The goal of this research is to develop a predictive multiscale model that will improve understanding of familial cardiomyopathies and that can be used to help screen potential new therapies for cardiac disease. Familial cardiomyopathies are the most frequently inherited heart defect and affect about 700,000 Americans. Most of the genetic mutations affect myosin or regulatory proteins that modulate myosin function. The majority of these mutations also induce abnormal cardiac growth termed hypertrophy. This project will develop, calibrate, and validate an innovative multiscale model that uses data quantifying myosin-level function to predict how hearts hypertrophy over time. This is a critical step on the path to developing patient-specific computer models that can be used to optimize treatments for heart failure and to predict the effects of different types of pharmaceutical intervention. In the future, one could envision clinicians testing drug treatments in silico and selecting the intervention that produces the greatest long-term benefit for their patient. The research team consists of two physiologists/biophysicists (Campbell & Yengo) and two engineers (Wenk & Lee) who share a common interest in cardiac biology. Together, their research skills span from structure-function analysis of myosin molecules to computer simulations of hearts that grow and remodel over time. The research plan integrates state-of-the-art hierarchically-coupled mathematical models with validation experiments that range from stopped-flow molecular kinetic assays to magnetic resonance imaging of myocardial strain patterns. The model will be tested using molecular to organ-level experimental data obtained from wild-type mice and from transgenic animals that develop cardiac hypertrophy because of a K104E mutation in myosin regulatory light chain. Additional tests will be performed using drugs that enhance (omecamtiv mecarbil) and inhibit (MYK-461) myosin-level contractile function. There are three specific aims.
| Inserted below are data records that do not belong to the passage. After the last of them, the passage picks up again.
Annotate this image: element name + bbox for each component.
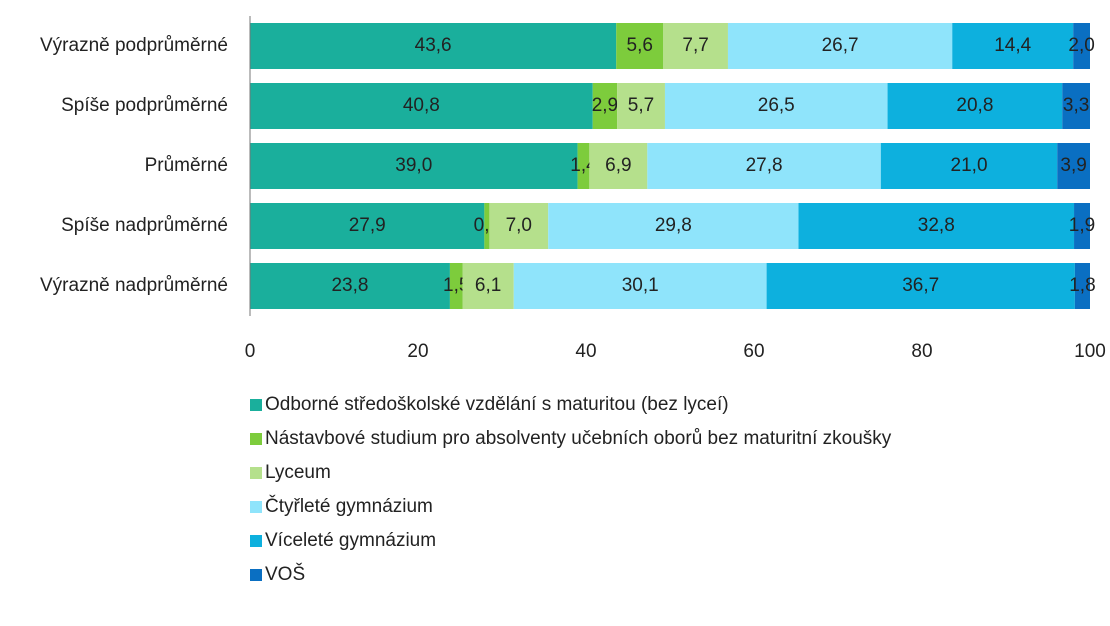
data-label: 1,9 xyxy=(1069,215,1095,236)
bar-segment xyxy=(766,263,1075,309)
bar-segment xyxy=(548,203,799,249)
bar-segment xyxy=(250,203,485,249)
legend-label: Nástavbové studium pro absolventy učební… xyxy=(265,428,892,449)
legend-swatch xyxy=(250,501,262,513)
data-label: 7,0 xyxy=(506,215,532,236)
bar-segment xyxy=(798,203,1075,249)
data-label: 26,7 xyxy=(822,35,859,56)
bar-segment xyxy=(1057,143,1090,189)
data-label: 27,9 xyxy=(349,215,386,236)
bar-segment xyxy=(1073,23,1090,69)
data-label: 21,0 xyxy=(951,155,988,176)
data-label: 20,8 xyxy=(956,95,993,116)
data-label: 23,8 xyxy=(331,275,368,296)
data-label: 27,8 xyxy=(746,155,783,176)
x-tick-label: 60 xyxy=(743,341,764,362)
y-tick-label: Spíše podprůměrné xyxy=(61,95,228,116)
bar-segment xyxy=(462,263,514,309)
bar-segment xyxy=(617,83,665,129)
bar-segment xyxy=(484,203,490,249)
y-tick-label: Průměrné xyxy=(145,155,228,176)
bar-segment xyxy=(489,203,549,249)
legend-swatch xyxy=(250,535,262,547)
bar-segment xyxy=(589,143,648,189)
bar-segment xyxy=(250,263,450,309)
bar-segment xyxy=(663,23,728,69)
x-tick-label: 40 xyxy=(575,341,596,362)
bar-segment xyxy=(250,23,617,69)
bar-segment xyxy=(577,143,590,189)
data-label: 5,7 xyxy=(628,95,654,116)
data-label: 2,9 xyxy=(592,95,618,116)
data-label: 1,8 xyxy=(1069,275,1095,296)
bar-segment xyxy=(1074,263,1090,309)
legend-swatch xyxy=(250,399,262,411)
legend-label: Lyceum xyxy=(265,462,331,483)
bar-segment xyxy=(250,83,593,129)
bar-segment xyxy=(887,83,1063,129)
bar-segment xyxy=(616,23,664,69)
bar-segment xyxy=(664,83,888,129)
x-tick-label: 80 xyxy=(911,341,932,362)
x-tick-label: 20 xyxy=(407,341,428,362)
data-label: 3,9 xyxy=(1060,155,1086,176)
legend-label: Čtyřleté gymnázium xyxy=(265,495,433,517)
legend-label: Odborné středoškolské vzdělání s maturit… xyxy=(265,394,729,415)
data-label: 30,1 xyxy=(622,275,659,296)
bar-segment xyxy=(449,263,463,309)
data-label: 29,8 xyxy=(655,215,692,236)
legend-swatch xyxy=(250,569,262,581)
data-label: 40,8 xyxy=(403,95,440,116)
x-tick-label: 100 xyxy=(1074,341,1106,362)
bar-segment xyxy=(1074,203,1090,249)
data-label: 32,8 xyxy=(918,215,955,236)
bar-segment xyxy=(592,83,618,129)
bar-segment xyxy=(647,143,881,189)
data-label: 5,6 xyxy=(627,35,653,56)
data-label: 6,1 xyxy=(475,275,501,296)
data-label: 3,3 xyxy=(1063,95,1089,116)
bar-segment xyxy=(880,143,1058,189)
legend-label: VOŠ xyxy=(265,563,305,585)
data-label: 36,7 xyxy=(902,275,939,296)
data-label: 7,7 xyxy=(682,35,708,56)
y-tick-label: Výrazně nadprůměrné xyxy=(40,275,228,296)
bar-segment xyxy=(727,23,953,69)
y-tick-label: Výrazně podprůměrné xyxy=(40,35,228,56)
data-label: 6,9 xyxy=(605,155,631,176)
data-label: 2,0 xyxy=(1068,35,1094,56)
bar-segment xyxy=(952,23,1074,69)
bar-segment xyxy=(513,263,767,309)
data-label: 14,4 xyxy=(994,35,1031,56)
data-label: 26,5 xyxy=(758,95,795,116)
bar-segment xyxy=(250,143,578,189)
bar-segment xyxy=(1062,83,1090,129)
data-label: 43,6 xyxy=(415,35,452,56)
x-tick-label: 0 xyxy=(245,341,256,362)
y-tick-label: Spíše nadprůměrné xyxy=(61,215,228,236)
data-label: 39,0 xyxy=(395,155,432,176)
legend-swatch xyxy=(250,433,262,445)
legend-swatch xyxy=(250,467,262,479)
legend-label: Víceleté gymnázium xyxy=(265,530,436,551)
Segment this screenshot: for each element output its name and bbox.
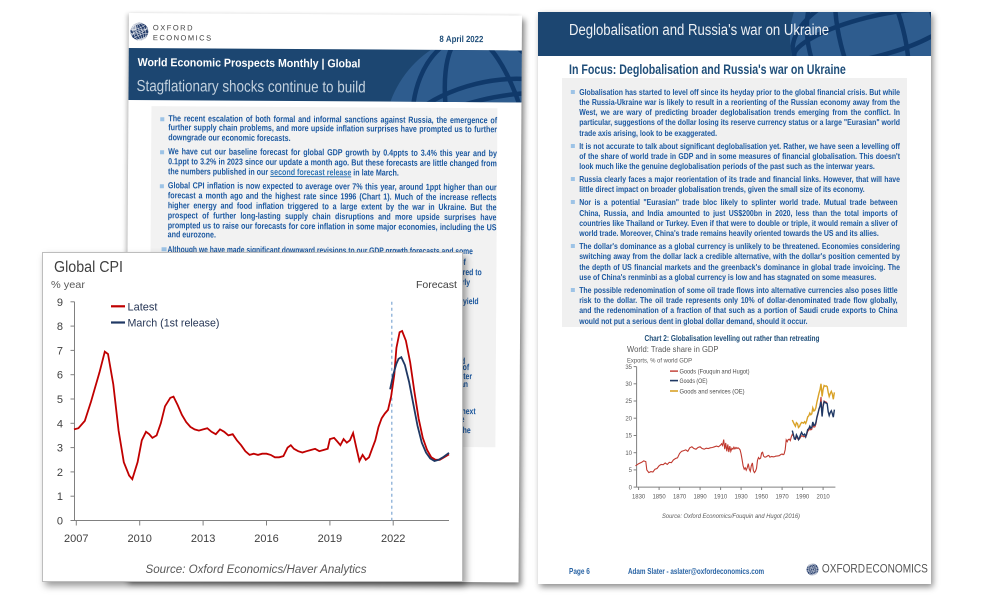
svg-text:1990: 1990 bbox=[796, 495, 810, 501]
svg-text:25: 25 bbox=[625, 399, 632, 405]
svg-text:30: 30 bbox=[625, 382, 632, 388]
svg-text:2007: 2007 bbox=[64, 533, 88, 545]
svg-text:Goods (OE): Goods (OE) bbox=[680, 378, 708, 385]
svg-text:4: 4 bbox=[57, 418, 63, 430]
svg-text:0: 0 bbox=[629, 485, 633, 491]
svg-text:1850: 1850 bbox=[652, 495, 666, 501]
svg-text:March (1st release): March (1st release) bbox=[128, 318, 220, 330]
svg-text:1930: 1930 bbox=[734, 495, 748, 501]
svg-text:2016: 2016 bbox=[254, 533, 278, 545]
svg-text:15: 15 bbox=[625, 434, 632, 440]
svg-text:OXFORD ECONOMICS: OXFORD ECONOMICS bbox=[822, 562, 928, 576]
svg-text:10: 10 bbox=[625, 451, 632, 457]
svg-text:Source: Oxford Economics/Fouqu: Source: Oxford Economics/Fouquin and Hug… bbox=[662, 513, 800, 520]
svg-text:2: 2 bbox=[57, 467, 63, 479]
svg-text:5: 5 bbox=[57, 394, 63, 406]
svg-text:1870: 1870 bbox=[673, 495, 687, 501]
svg-text:Goods (Fouquin and Hugot): Goods (Fouquin and Hugot) bbox=[680, 368, 750, 375]
svg-text:20: 20 bbox=[625, 416, 632, 422]
svg-text:1830: 1830 bbox=[632, 495, 646, 501]
svg-text:2019: 2019 bbox=[318, 533, 342, 545]
svg-text:1970: 1970 bbox=[775, 495, 789, 501]
svg-text:2013: 2013 bbox=[191, 533, 215, 545]
svg-text:Latest: Latest bbox=[128, 301, 158, 313]
svg-text:Exports, % of world GDP: Exports, % of world GDP bbox=[627, 359, 692, 365]
svg-text:1950: 1950 bbox=[755, 495, 769, 501]
svg-text:Global CPI: Global CPI bbox=[54, 259, 123, 276]
svg-text:1: 1 bbox=[57, 491, 63, 503]
svg-text:1910: 1910 bbox=[714, 495, 728, 501]
svg-text:5: 5 bbox=[629, 468, 633, 474]
svg-text:% year: % year bbox=[51, 279, 86, 291]
svg-text:1890: 1890 bbox=[693, 495, 707, 501]
svg-text:World: Trade share in GDP: World: Trade share in GDP bbox=[627, 345, 719, 354]
svg-text:6: 6 bbox=[57, 370, 63, 382]
svg-text:Forecast: Forecast bbox=[416, 279, 457, 291]
svg-text:8: 8 bbox=[57, 321, 63, 333]
svg-text:Goods and services (OE): Goods and services (OE) bbox=[680, 388, 745, 395]
svg-text:Chart 2: Globalisation levelli: Chart 2: Globalisation levelling out rat… bbox=[645, 333, 820, 343]
svg-text:0: 0 bbox=[57, 516, 63, 528]
svg-text:9: 9 bbox=[57, 297, 63, 309]
svg-text:Source: Oxford Economics/Haver: Source: Oxford Economics/Haver Analytics bbox=[146, 564, 367, 576]
svg-text:2010: 2010 bbox=[127, 533, 151, 545]
svg-text:35: 35 bbox=[625, 365, 632, 371]
svg-text:3: 3 bbox=[57, 443, 63, 455]
svg-text:2010: 2010 bbox=[816, 495, 830, 501]
svg-text:2022: 2022 bbox=[381, 533, 405, 545]
svg-text:7: 7 bbox=[57, 345, 63, 357]
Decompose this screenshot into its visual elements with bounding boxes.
Aim 1 : Integrate a multistate kinetic model of myosin into an organ-level finite framework to predict the effects of genetic and/or pharmaceutical modulation of myosin function.
Aim 2 : Develop growth and remodeling algorithms to predict chronic changes in ventricular structure and function resulting from genetic and/or pharmaceutical modulation of myosin function.
Aim 3 : Calibrate and validate the model using experimental data quantifying different spatial and temporal scales.
This project develops computer software and mathematical techniques that can be used to predict how hearts grow and adapt in response to genetic mutations and/or drugs. In the future, scientists and clinicians will be able to use the software to help optimize personalized treatment plans for patients who have different types of cardiovascular disease.